Foodies Won’t Go Hungry
The island’s most refined restaurant, El Quenepo creatively uses native bounty. Local “lemon shark” may fill an Asian bun, for example, and the mofongo, a mash made with pumpkin and breadfruit instead of traditional plantain, is laced with sweet Caribbean lobster. The lovely ambiance—including arched wooden horse-stable doors, left open to face the oceanside esplanade—encourages lingering well into the night. Just a few doors down the road, Duffy’s serves up flaky, juicy chillo (red snapper) served with terrific tostones (twice-fried plantains) and rice and beans. Don’t forget to use the formidable house-made pique (hot sauce), and wash off the after-burn with one of the house’s many imported beers.

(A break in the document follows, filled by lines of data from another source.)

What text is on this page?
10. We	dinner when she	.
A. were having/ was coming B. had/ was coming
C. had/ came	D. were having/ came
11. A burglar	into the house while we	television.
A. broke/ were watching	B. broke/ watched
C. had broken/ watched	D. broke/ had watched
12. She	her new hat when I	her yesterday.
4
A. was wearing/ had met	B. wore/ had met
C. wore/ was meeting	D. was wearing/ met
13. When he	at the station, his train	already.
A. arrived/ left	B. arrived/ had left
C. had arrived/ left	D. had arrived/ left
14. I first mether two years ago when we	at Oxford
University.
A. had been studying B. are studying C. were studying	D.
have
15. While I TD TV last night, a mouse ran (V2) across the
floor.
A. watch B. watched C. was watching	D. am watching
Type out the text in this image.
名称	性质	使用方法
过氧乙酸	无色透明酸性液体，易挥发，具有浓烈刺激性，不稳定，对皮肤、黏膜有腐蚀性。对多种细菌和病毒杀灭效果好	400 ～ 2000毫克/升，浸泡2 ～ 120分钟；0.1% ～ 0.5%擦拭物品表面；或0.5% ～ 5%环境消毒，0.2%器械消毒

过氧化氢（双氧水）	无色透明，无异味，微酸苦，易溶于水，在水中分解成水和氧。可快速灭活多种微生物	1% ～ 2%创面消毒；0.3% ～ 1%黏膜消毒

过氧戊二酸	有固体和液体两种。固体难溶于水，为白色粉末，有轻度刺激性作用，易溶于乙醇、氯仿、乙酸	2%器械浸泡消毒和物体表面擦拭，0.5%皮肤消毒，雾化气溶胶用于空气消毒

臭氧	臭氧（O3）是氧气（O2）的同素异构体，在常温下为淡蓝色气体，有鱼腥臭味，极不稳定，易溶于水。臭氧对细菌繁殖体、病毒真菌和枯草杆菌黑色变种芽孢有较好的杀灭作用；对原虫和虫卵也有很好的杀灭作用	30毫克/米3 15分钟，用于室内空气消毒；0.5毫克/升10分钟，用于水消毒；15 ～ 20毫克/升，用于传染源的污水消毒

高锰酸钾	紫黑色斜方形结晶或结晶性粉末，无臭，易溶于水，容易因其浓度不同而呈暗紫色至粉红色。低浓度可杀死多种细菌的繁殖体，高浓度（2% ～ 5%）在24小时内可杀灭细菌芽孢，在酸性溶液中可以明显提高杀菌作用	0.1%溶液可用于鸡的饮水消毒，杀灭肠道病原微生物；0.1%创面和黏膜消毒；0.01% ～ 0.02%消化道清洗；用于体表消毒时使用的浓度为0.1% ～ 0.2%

Outdoor Adventurers Never Get Bored
Wild horses run rampant across Vieques, and are one of the most captivating sights. Travelers can experience the mesmerizing rhythm of the their trot via Taxi Horses, whose guides take riders along the beach and through the lush green trails. Hiking is also a worthwhile pursuit, with various pathways—some nicely manicured and others challenging—that lead to hilltop vistas, secluded beaches, or architectural points of importance, like the Spanish colonial Puerto Ferro lighthouse. Finally, there are watersports galore. For divers, Black Beard Sports is the island’s 5-star PADI center, while stand-up paddleboarding (SUP) is the specialty at Vieques Paddleboarding. Looking to fish? Anglers endorse Captain Franco Gonzalez of Caribbean Fly Fishing Company for chartered trips.